After a recent encounter with a big boar I need to kill several hogs. I would like to trap them as well. I have been looking at hog traps and have found 2 kinds mainly. One has a spring loaded door in the corner of the trap and the other has 3 doors that sming inward at a slant from the top. Any thougts on pros and coss of each.


----------



## younggun55 (Jun 18, 2009)

The spring loaded traps with a door in the corner are the best IMO, if you have a lot of pigs they can keep pushing the door open to get in even after you trapped the first one. They will eat all the way up and push the gate open and it will slam closed behind them.


----------



## km2006dmax (Nov 21, 2009)

Get some cattle panels and T-posts and build a pen. Then buy, or build a door similiar to the hog slammer door. Corn the pen for awhile without the trap set and set a game cam on it. After they start coming in set it. 

This type of trap has worked well for us when were trapping at the lease.We've caught as many as 14 pigs at a time with pens similiar to this.


----------



## Texican89 (Oct 27, 2009)

The spring loaded ones have worked well at the ranch. Or you could do the next best thing catch them with dogs!! If you've never tried it you'll have lots of fun plus you can keep them alive just do an old fashion hog tie!

Check out the guys i hog bay with if you have the time!

http://www.dogsgonewildts.com

Good luck!


----------



## BEER4BAIT (Jun 24, 2005)

The best are 8 foot around, lite and one man can move it. I caught 14 in one night. Go cheep and educate them. Get a good trap and get rid of them.


----------



## Rubberback (Sep 9, 2008)

I hate hogs. If the hogs are their most traps will work.Personally, I use this type.


----------



## RockinU (Aug 13, 2006)

http://www.thehighroad.org/showthread.php?t=449721

Greatest hog control thread ever...lots of good tips and info in it too.


----------



## goatchze (Aug 1, 2006)

Rubberback said:


> I hate hogs. If the hogs are their most traps will work.Personally, I use this type.


So you just make a pen with net wire and give it an opening like a minnow trap?


----------



## Rubberback (Sep 9, 2008)

goatchze said:


> So you just make a pen with net wire and give it an opening like a minnow trap?

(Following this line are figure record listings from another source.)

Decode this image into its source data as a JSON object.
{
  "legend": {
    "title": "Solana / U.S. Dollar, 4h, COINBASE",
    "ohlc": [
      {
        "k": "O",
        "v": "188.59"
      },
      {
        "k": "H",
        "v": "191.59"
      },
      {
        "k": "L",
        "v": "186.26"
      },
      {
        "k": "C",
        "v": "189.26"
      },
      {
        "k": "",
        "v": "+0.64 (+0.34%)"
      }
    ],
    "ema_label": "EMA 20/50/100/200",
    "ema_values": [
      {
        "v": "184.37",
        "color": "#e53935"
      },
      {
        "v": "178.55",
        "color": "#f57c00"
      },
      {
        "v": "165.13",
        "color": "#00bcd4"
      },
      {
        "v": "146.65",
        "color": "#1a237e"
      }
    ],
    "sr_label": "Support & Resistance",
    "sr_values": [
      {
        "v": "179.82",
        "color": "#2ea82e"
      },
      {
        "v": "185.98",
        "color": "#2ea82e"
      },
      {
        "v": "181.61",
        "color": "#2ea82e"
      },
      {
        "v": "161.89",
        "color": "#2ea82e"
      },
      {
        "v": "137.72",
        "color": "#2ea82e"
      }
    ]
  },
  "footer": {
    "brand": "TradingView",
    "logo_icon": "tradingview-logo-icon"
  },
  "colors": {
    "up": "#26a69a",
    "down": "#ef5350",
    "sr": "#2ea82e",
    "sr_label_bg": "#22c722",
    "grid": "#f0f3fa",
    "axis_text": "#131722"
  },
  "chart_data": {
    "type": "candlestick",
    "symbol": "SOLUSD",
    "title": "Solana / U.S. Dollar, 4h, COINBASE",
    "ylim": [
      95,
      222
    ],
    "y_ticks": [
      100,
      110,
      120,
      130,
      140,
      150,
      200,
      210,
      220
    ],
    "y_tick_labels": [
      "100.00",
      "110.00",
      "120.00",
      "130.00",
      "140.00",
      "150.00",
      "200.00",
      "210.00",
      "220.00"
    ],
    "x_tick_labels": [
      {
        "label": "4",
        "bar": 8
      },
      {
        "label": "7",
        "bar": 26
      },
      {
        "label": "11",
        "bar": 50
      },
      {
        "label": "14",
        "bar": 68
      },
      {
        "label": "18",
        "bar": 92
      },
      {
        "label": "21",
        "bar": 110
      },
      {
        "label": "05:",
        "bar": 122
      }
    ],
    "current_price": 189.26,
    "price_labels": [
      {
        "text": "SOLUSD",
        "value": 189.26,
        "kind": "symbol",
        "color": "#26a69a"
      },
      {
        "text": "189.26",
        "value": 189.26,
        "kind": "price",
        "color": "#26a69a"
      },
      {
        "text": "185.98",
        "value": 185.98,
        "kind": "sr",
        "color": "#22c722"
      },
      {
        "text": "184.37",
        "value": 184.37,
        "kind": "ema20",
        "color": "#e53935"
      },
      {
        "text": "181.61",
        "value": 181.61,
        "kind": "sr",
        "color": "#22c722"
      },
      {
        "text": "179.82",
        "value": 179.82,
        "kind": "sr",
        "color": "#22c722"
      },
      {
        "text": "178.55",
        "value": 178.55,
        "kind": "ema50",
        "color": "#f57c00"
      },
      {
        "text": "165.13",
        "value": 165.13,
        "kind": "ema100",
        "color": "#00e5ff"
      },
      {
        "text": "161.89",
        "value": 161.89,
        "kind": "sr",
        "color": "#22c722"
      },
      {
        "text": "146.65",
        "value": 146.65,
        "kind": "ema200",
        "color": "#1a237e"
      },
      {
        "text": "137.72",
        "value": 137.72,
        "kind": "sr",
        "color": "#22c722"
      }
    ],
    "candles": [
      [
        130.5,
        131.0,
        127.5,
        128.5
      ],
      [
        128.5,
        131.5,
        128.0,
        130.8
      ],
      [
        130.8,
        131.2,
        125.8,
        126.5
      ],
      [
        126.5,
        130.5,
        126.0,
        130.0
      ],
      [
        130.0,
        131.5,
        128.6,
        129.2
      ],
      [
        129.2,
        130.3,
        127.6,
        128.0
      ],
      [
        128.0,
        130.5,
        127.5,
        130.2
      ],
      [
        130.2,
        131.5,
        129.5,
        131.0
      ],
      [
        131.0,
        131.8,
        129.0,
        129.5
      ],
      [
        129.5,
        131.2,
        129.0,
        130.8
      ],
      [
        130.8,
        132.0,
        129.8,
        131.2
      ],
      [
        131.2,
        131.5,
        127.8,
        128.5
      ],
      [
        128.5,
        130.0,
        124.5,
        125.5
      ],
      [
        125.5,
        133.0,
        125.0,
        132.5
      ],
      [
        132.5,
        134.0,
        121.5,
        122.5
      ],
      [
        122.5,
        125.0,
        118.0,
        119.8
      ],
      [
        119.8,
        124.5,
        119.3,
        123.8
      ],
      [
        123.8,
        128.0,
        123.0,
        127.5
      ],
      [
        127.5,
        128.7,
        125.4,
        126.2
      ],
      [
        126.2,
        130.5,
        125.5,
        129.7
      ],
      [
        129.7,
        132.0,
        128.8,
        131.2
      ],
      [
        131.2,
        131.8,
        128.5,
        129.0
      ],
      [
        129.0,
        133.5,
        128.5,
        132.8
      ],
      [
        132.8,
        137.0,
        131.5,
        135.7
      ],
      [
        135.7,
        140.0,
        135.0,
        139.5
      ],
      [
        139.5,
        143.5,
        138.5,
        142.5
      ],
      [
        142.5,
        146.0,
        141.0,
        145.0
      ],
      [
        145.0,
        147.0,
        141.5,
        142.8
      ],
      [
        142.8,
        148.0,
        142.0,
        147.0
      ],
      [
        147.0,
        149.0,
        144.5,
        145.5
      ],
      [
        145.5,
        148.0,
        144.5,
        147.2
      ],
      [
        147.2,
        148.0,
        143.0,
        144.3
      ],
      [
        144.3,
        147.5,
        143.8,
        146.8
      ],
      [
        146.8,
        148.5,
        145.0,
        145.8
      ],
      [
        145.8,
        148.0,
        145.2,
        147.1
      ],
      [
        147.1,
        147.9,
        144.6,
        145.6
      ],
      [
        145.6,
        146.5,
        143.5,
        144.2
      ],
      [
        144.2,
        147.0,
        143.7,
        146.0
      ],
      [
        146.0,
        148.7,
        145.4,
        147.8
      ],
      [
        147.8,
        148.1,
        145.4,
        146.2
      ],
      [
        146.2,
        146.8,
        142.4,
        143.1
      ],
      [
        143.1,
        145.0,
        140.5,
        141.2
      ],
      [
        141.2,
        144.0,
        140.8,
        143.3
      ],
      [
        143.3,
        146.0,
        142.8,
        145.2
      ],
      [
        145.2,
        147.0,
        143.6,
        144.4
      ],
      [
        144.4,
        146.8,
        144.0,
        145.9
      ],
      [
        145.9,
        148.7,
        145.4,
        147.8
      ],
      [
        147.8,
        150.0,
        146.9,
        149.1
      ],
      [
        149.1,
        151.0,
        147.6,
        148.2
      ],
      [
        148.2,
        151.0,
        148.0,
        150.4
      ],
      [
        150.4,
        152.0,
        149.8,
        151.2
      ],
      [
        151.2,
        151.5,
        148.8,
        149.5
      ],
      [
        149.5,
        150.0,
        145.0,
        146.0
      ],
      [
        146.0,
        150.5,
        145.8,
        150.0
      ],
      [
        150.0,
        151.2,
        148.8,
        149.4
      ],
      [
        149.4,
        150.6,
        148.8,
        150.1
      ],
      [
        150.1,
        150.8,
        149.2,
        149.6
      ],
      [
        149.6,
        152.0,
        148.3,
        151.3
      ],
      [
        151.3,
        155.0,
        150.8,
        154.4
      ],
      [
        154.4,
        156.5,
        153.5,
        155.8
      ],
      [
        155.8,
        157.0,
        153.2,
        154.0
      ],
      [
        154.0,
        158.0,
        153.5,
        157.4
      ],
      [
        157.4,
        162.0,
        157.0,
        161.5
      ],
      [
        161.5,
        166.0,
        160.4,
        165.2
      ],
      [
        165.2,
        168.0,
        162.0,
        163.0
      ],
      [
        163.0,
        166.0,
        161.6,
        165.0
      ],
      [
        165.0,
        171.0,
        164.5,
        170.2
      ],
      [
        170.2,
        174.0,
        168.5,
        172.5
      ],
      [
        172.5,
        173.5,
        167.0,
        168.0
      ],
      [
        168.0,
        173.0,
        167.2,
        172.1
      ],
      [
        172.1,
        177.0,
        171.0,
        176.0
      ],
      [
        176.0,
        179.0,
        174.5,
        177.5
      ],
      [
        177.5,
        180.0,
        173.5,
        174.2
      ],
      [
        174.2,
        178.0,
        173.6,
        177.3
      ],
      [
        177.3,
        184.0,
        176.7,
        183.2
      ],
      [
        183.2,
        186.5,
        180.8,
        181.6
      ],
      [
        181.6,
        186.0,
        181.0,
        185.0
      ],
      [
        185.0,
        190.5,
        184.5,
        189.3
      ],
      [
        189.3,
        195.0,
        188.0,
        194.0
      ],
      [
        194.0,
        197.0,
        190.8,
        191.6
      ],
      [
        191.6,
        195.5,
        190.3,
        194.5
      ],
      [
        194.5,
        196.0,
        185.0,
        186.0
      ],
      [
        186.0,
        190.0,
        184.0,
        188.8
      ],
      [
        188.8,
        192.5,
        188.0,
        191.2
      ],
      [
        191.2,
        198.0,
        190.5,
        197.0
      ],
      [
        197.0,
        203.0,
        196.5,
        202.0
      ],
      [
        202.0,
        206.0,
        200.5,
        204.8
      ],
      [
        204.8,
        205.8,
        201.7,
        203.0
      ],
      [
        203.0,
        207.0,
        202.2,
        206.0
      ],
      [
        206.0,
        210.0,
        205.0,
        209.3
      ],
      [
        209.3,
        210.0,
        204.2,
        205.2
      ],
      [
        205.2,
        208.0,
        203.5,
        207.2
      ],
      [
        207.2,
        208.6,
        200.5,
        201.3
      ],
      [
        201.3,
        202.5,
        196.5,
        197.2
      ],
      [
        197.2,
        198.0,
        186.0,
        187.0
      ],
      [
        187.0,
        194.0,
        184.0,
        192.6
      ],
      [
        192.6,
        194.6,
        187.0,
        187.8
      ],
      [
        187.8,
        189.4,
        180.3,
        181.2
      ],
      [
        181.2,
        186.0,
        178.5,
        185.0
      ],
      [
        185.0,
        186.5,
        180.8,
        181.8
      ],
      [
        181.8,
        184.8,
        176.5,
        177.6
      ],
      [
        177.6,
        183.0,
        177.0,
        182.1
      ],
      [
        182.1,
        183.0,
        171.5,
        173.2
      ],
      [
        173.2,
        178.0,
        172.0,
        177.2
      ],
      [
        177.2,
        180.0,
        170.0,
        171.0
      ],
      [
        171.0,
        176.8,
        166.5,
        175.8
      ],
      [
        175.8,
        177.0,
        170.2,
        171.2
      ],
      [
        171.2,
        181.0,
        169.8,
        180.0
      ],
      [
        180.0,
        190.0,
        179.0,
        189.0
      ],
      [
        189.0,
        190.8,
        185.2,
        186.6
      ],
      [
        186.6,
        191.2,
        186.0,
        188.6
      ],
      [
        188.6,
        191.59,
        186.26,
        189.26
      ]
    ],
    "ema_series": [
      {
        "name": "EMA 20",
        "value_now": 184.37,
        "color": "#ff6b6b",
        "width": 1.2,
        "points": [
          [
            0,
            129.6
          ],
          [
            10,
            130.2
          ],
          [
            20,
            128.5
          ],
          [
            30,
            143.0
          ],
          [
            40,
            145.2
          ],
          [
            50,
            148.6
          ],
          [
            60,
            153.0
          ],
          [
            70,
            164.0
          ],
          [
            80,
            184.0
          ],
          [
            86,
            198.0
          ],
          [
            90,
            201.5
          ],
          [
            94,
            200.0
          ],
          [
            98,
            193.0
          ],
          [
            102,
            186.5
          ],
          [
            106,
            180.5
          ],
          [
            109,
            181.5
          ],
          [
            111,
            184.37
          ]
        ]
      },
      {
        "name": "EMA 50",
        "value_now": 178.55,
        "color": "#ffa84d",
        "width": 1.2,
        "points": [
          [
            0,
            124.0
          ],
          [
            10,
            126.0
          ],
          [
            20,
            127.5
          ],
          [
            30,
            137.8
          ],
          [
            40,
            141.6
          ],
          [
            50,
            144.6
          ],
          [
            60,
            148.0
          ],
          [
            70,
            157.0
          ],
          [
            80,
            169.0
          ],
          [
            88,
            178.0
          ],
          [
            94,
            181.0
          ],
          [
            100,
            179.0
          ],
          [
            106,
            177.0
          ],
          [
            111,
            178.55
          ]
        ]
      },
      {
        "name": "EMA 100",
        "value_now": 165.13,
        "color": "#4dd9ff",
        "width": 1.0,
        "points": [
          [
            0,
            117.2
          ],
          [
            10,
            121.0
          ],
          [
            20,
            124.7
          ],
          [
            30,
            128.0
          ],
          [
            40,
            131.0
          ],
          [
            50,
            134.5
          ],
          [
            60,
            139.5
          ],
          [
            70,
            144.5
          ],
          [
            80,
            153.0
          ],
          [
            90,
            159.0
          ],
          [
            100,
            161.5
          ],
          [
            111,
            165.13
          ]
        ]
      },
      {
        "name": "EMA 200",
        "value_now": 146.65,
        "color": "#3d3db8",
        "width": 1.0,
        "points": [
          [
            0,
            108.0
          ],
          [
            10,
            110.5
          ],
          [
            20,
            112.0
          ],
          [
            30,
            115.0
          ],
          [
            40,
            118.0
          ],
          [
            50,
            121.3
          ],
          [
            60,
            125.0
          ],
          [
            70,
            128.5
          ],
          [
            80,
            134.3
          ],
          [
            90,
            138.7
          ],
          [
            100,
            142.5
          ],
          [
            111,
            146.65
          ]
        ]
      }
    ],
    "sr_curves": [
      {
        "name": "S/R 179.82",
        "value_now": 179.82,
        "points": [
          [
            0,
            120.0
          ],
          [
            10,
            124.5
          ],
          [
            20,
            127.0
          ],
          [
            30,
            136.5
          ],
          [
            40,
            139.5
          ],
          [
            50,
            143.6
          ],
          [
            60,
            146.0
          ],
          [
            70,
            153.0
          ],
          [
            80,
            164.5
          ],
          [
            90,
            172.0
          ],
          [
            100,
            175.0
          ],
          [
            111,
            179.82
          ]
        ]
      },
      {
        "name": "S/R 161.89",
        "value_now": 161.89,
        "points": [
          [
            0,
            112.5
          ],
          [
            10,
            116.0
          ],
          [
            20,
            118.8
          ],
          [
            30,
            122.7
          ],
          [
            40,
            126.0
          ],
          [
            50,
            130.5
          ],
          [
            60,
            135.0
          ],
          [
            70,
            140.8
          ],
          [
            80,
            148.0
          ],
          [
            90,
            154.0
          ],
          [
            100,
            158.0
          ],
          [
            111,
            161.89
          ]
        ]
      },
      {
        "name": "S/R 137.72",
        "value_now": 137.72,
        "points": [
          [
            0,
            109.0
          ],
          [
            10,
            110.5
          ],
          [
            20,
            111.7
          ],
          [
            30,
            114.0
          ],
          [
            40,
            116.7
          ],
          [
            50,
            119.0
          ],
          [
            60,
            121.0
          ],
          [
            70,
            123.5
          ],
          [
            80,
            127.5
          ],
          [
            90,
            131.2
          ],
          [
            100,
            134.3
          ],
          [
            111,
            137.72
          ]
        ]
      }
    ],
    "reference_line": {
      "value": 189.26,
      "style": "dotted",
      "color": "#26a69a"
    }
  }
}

Cattle panel .If you notice where the dog is thats where the hogs enter.In the pic. trap is open. About 8" from the top I wire it shut & hogs squeeze in but can't get out once they enter.


----------



## Redsmacker (May 21, 2008)

Check out www.texasboars.com and look at the diagram for the figure 6 trap. McCoys has 50inch by 16ft Livestock Panels on sale for 17.99 each. I built a 20ft diameter figure 6 trap using 5 panels and 21 6ft t-posts - total cost was about $175.


----------



## Dockhigh (May 23, 2006)

*Bucee's Death Trap*

*Pigs can stay out of my trap!!!! 36 down in a month.*

A few days after i posted i was all set to build a figure 6 trap. I headed to the ranch and was going to hit mccoys in El Campo. I stopped in wharton at bucees to get a coke and got to looking at their pre made traps. I bought one because i decided i was to lazy to pound any T posts this weekend. Baited it with diesel and corn. This is almost not fair. I am going to buy another one this weekend. As soon as i bait it they are in it. My record is nine at one time.


----------



## 04TXAg (Jun 26, 2009)

Agree with the coral trap! It works! Can't stand pigs.


----------